Clinically, two distinct phenotypes of the cblC-type MMA have been classified according to the age of onset.2 In this study, information on age of onset was available for 71 patients (Table 4).16, 18 Among the 71 patients, 55 early-onset patients presented with the disease in the first year of life, eight late-onset patients showed symptoms after 4 years of age and the other eight patients presented with symptoms at an age between 1 and 4 years.16, 18

Table 4 Age of onset of patients with various combinations of MMACHC mutations

Information about age onset for 15 patients homozygous for the c.609G>A mutation was available (Table 4), including 12 early-onset patients and 3 patients presenting before the age of 4 years. The results suggest that the c.609G>A mutation may be associated with the early-onset phenotype.

The eight late-onset patients presented with acute neurological deteriorations. However, after treatment, five of them recovered and showed normal levels of intelligence, whereas the remaining three improved significantly, but with some residual handicap.16 Among these eight late-onset cblC patients, seven patients (87.5%) were compound heterozygous for the c.482G>A mutation and the remaining one was compound heterozygous for the c.452A>G and c.609G>A mutations. Although one patient, who was homozygous for the c.482G>A mutation, presented with early-onset clinical symptoms (Table 4), the c.482G>A mutation was in general associated with the late-onset phenotype and a milder clinical presentation. This observation is in accordance with previous reports.5, 7, 11, 12, 14 In addition to the c.482A>G mutation, the newly identified c.452A>G mutation was also seen in one late-onset patient, and thus this mutation may be also associated with late-onset and a mild phenotype. However, more patients carrying the c.452A>G are required to confirm this genotype–phenotype correlation.

It has been suggested that the c.394C>T mutation is associated with a late age of onset and may protect against developing an early-onset phenotype.11 In this study, nine patients were compound heterozygous for the c.394C>T mutation (5.7%). None of the nine patients showed late onset (Table 4). In these circumstances, it is unclear whether the second mutations, namely c.99delA, c.389_399delAA, c.658_660delAAG and c.609G>A, may have a dominant negative effect and cause the early-onset phenotype, or that interactions between various other factors, such as genetic background, environmental influences and dietary habits, have had a role in the clinical presentation.29, 30, 31, 32, 33 In this context, further research is required to elucidate the genotype–phenotype correlation of the c.394C>T mutation.
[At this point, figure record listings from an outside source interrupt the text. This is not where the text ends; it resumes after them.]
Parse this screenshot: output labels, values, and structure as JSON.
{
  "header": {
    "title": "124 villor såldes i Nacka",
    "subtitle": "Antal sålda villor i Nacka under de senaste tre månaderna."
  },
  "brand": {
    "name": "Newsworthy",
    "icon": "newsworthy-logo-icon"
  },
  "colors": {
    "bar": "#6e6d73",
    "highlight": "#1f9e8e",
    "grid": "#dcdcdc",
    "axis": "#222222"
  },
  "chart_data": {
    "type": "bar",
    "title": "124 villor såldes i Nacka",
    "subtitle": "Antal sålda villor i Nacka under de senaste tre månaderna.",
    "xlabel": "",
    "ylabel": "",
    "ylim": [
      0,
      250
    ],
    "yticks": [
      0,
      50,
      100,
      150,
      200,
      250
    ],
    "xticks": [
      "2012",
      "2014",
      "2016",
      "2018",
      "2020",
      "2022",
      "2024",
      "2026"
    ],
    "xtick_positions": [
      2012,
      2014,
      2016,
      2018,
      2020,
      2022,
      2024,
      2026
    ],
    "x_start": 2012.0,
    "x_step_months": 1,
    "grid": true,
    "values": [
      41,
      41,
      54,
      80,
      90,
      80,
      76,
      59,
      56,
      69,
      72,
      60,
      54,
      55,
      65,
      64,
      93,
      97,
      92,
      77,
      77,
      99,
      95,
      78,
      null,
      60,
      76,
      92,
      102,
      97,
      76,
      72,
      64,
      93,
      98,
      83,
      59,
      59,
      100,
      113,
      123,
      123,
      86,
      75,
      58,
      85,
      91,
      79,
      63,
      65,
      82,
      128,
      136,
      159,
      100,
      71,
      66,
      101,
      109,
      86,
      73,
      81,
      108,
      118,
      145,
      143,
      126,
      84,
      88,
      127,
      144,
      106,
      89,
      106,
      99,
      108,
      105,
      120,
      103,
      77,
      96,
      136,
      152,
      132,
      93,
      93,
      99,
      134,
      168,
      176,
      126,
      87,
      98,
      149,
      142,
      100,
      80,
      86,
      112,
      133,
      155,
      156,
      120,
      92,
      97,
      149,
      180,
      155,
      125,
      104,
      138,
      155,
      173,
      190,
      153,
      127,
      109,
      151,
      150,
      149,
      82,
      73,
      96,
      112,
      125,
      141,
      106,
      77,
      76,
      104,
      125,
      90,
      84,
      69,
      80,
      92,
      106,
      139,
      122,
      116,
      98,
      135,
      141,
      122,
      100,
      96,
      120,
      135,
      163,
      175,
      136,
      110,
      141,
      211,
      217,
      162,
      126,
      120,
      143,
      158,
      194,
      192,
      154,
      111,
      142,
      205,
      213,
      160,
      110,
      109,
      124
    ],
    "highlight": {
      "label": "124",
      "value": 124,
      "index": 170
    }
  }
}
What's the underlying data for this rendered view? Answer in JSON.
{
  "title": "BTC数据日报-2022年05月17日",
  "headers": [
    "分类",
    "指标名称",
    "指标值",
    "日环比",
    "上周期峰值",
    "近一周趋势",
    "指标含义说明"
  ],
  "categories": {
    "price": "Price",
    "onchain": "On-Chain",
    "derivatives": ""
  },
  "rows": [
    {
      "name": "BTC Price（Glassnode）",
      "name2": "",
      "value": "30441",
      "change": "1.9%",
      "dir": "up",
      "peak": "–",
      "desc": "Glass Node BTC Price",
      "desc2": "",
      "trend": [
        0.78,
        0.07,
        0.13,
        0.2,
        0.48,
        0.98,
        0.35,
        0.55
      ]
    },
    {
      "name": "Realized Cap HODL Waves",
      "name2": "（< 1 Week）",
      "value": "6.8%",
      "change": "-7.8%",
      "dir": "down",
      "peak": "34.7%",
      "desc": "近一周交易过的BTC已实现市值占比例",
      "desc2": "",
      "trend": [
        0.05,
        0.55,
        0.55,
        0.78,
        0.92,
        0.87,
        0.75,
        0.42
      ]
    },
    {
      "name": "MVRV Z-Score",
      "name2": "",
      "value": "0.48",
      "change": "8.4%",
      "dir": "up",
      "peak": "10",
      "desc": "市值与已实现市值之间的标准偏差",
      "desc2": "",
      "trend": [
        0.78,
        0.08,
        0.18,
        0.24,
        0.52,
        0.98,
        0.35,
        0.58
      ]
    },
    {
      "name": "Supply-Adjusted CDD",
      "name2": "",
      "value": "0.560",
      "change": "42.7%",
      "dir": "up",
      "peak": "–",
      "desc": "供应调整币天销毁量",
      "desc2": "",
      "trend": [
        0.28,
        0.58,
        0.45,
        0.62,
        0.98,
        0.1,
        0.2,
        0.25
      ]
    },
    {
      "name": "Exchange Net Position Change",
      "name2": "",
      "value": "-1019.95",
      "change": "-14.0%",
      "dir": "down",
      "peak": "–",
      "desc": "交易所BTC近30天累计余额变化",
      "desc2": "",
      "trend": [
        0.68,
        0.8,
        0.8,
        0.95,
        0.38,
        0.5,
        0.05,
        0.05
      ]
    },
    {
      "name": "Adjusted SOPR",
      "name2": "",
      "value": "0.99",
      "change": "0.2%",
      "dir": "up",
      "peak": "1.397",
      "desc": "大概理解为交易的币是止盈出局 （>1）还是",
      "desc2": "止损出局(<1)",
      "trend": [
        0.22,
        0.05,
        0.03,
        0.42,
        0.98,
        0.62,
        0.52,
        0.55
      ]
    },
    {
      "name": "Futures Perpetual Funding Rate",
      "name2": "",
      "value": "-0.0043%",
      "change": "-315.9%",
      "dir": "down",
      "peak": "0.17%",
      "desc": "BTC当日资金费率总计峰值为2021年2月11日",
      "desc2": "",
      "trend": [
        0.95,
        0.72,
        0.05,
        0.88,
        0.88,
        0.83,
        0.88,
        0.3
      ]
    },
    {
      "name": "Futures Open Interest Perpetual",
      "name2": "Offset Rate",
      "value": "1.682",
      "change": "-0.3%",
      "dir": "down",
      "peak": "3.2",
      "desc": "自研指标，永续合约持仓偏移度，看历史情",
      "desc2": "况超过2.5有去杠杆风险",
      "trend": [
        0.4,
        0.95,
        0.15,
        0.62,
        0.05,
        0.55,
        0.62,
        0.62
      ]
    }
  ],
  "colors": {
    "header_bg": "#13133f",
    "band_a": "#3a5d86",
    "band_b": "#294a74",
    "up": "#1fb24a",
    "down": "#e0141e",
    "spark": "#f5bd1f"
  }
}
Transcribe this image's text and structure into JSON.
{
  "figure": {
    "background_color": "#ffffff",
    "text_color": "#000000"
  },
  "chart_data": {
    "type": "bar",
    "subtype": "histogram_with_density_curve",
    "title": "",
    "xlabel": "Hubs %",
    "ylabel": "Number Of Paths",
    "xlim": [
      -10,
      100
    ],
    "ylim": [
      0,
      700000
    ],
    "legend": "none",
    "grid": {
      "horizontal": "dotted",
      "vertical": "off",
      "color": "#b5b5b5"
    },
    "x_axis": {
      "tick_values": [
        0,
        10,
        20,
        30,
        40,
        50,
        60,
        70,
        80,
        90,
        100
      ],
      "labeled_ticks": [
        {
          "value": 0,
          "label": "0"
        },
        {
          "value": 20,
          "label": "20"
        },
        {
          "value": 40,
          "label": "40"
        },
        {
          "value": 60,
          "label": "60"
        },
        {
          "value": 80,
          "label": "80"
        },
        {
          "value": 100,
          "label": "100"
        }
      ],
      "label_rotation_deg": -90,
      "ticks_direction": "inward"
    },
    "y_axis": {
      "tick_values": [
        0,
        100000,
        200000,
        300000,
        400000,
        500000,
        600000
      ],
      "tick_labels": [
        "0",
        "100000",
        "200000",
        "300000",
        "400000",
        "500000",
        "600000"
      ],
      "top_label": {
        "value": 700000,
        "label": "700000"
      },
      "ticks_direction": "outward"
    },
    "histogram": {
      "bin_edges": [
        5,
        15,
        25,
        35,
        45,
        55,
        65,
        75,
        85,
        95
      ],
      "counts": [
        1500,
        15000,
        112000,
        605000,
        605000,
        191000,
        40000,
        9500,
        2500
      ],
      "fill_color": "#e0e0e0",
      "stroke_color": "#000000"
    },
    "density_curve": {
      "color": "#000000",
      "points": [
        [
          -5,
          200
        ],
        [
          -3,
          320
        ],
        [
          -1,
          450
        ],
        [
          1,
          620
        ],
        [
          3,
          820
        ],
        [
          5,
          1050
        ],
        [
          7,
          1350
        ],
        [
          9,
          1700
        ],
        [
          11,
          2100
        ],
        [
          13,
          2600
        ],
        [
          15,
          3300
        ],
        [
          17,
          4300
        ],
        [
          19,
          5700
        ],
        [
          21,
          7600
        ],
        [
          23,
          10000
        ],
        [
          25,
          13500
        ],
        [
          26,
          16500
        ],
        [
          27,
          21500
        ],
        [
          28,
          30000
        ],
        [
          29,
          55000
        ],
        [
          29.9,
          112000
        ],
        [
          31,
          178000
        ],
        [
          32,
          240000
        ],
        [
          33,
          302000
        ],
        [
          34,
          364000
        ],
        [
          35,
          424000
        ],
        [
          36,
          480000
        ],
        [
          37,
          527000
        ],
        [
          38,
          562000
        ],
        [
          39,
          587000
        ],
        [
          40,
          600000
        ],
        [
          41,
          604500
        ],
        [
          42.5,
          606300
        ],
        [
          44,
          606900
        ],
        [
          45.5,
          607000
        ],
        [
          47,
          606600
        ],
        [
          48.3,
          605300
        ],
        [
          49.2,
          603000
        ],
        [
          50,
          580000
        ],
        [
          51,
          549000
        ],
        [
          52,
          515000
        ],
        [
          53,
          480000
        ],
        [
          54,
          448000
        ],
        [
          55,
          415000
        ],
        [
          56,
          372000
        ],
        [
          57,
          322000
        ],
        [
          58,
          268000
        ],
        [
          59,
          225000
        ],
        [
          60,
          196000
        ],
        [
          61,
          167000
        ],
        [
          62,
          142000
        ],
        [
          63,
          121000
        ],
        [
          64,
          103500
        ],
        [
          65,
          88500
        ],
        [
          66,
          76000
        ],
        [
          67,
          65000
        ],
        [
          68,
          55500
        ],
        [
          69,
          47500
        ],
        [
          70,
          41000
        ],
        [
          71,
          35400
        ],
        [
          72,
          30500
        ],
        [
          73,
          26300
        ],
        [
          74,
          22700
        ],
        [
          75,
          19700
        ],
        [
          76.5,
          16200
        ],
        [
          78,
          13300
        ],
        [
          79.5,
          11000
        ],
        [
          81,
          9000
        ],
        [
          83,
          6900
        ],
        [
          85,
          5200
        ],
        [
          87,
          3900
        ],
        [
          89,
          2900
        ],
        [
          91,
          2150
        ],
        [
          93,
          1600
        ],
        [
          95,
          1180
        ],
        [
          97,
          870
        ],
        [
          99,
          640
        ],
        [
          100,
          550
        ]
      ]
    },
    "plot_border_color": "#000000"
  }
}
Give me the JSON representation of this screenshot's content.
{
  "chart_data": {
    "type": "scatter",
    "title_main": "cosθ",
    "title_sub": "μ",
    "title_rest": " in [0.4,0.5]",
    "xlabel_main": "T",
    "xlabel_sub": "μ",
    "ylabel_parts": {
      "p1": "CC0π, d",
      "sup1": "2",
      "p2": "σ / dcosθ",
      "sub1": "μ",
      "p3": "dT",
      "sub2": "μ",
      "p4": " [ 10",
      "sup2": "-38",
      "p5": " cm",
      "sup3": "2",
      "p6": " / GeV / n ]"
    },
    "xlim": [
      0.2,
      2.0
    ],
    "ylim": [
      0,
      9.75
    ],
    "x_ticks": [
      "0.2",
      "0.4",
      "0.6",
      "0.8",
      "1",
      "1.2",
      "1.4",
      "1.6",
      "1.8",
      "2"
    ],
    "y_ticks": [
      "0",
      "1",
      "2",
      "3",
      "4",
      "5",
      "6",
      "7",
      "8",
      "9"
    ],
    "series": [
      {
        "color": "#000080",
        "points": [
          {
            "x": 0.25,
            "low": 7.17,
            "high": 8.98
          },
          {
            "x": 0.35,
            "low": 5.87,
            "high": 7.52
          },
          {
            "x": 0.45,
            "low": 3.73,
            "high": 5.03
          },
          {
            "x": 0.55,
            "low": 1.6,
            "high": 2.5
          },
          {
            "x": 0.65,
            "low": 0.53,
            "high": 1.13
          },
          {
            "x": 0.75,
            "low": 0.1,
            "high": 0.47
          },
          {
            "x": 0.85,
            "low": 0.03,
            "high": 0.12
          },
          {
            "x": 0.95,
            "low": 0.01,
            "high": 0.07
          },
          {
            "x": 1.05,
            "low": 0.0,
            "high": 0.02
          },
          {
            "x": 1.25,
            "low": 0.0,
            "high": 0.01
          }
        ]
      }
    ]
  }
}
In conclusion, our study has identified the genotype of 79 Chinese patients with combined MMA and HC, as well as measuring allelic frequencies of the MMACHC mutations in these patients. The results indicate that defects occurring in the MMACHC gene are the major cause of combined MMA and HC in these Chinese patients. In Chinese cblC patients, the c.609G>A, c.658_660delAAG, c.482G>A, c.394C>T and c.80A>G mutations accounted for 80% of disease alleles. On the basis of the fact that the most common types of MMACHC mutations in Chinese have been elucidated, direct mutation analysis can therefore be used as a rapid confirmatory diagnostic method for Chinese patients with combined MMA and HC. This approach can also be applied for carrier detection as part of genetic counseling and as a prenatal diagnosis tool.